Dolores Bowman was the Administrative Vice President for Jefferson High School and Rose Festival Director. She also played a significant role in the renaming of "Highland Elementary" to "King Elementary" in honor of Martin Luther King, Jr and in bringing the Special Olympics to the Pacific Northwest. In 1988, she created "Arrival Day," where each Friday of the show, approximately 1,200+ disabled children and their chaperones were invited to exclusively watch the performers arrive at the Air Show. In May 1989 she died. That year, "Arrival Day" changed its name to "Special Kids Day."

In 1993, "Special Kids Day" changed to "Special Kids Day Honoring Dolores Bowman." Two years later, in addition to inviting disabled children to the event, the Air Show granted scholarships to local organizations like Self-Enhancement, Inc., Warren Strickland Foundation for Airway Science (now Airway Science for Kids), OMSI, Albertina Kerr, and Doernbecher.

In 1999, "Special Kids Day Honoring Dolores Bowman" officially became known as "Dolores Bowman Day."

After splitting from the Rose Festival in 2002/2003, organizers moved the day to Sunday so the children could see the show rather than the performer arrivals.

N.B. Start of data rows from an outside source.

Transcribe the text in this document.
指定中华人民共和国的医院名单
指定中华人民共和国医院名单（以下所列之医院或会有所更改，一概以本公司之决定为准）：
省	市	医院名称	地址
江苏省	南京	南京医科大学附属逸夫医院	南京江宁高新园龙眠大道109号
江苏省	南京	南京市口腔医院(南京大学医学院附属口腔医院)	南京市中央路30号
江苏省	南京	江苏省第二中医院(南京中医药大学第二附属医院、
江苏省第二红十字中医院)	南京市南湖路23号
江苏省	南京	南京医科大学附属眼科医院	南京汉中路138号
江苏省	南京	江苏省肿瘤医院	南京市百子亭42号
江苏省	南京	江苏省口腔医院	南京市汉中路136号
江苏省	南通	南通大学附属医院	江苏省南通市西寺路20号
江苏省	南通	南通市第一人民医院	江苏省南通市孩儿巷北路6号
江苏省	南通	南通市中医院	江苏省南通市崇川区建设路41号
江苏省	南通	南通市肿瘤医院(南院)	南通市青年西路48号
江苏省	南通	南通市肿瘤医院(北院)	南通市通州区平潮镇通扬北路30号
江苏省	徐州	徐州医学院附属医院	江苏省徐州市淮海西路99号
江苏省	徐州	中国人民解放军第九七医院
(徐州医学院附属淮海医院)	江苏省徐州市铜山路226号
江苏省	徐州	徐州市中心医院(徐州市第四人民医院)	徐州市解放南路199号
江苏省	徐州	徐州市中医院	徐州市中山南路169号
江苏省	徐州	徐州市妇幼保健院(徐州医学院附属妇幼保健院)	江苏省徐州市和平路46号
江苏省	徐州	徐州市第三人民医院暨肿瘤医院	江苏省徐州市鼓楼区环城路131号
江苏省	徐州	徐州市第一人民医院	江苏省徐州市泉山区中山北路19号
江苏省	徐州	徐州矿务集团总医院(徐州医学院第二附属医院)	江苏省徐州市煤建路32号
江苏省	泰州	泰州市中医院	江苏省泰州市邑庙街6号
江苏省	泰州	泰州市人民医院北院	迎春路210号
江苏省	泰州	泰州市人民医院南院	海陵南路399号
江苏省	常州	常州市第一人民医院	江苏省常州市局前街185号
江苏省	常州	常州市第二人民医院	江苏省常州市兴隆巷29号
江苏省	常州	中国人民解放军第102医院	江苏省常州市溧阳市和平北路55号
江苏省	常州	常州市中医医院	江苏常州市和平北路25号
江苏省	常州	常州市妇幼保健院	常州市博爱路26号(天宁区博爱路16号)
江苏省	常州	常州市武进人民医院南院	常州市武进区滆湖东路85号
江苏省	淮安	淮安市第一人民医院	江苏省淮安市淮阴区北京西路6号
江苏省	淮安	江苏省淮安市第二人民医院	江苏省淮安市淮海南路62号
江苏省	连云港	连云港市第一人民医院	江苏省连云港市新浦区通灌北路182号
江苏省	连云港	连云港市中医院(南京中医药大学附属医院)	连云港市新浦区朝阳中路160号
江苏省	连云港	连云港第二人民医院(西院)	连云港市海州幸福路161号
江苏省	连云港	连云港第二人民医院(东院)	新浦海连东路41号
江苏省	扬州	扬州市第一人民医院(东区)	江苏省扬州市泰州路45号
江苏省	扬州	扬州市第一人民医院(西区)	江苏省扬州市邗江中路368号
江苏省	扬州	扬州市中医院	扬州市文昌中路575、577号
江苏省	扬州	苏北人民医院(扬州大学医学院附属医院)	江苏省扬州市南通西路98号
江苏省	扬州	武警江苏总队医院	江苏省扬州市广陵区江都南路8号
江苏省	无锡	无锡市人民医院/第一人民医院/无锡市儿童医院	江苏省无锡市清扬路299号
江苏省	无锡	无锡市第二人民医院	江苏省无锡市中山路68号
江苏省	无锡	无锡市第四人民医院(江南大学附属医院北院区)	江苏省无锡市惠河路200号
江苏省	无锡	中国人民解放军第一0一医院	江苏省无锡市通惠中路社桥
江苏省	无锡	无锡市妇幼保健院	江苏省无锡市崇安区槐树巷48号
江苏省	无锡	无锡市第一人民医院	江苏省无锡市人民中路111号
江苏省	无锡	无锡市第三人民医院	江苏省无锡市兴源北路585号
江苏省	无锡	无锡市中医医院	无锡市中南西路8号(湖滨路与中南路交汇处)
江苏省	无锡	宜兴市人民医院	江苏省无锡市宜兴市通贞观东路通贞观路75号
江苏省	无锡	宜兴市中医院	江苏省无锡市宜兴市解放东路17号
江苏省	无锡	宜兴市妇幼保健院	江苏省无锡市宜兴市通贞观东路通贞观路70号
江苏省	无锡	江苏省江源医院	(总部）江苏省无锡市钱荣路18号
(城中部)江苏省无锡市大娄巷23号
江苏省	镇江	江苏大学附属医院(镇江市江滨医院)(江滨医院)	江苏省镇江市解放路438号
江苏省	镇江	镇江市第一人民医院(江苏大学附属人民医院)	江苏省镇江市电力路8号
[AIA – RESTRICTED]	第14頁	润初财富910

In 2004, organizers renamed the day to "Special Kids Day in Honor of Margaret Teufel," who died in April 2003. Margaret Teufel was a role model in the Hillsboro community. She was a special education teacher in the Hillsboro School District and then taught education classes at Oregon College of Education. She was financial officer and chief executive officer of Oregon Roses Inc. In the late 1970s, she started the Blood for Roses Program of the American Red Cross, where she gave a dozen roses to each person who donated blood. In 1955, she was named National Teacher of the Year by National Education Association. She also served on the Hillsboro Library Foundation Board.

In 2015, "Special Kids Day in Honor of Margaret Teufel" officially became "Margaret Teufel Day." Organizers added Saturday to Margaret Teufel Day.

The Air Show continues to invite disabled children and their chaperones to Saturday and Sunday's air show each year through various community partners.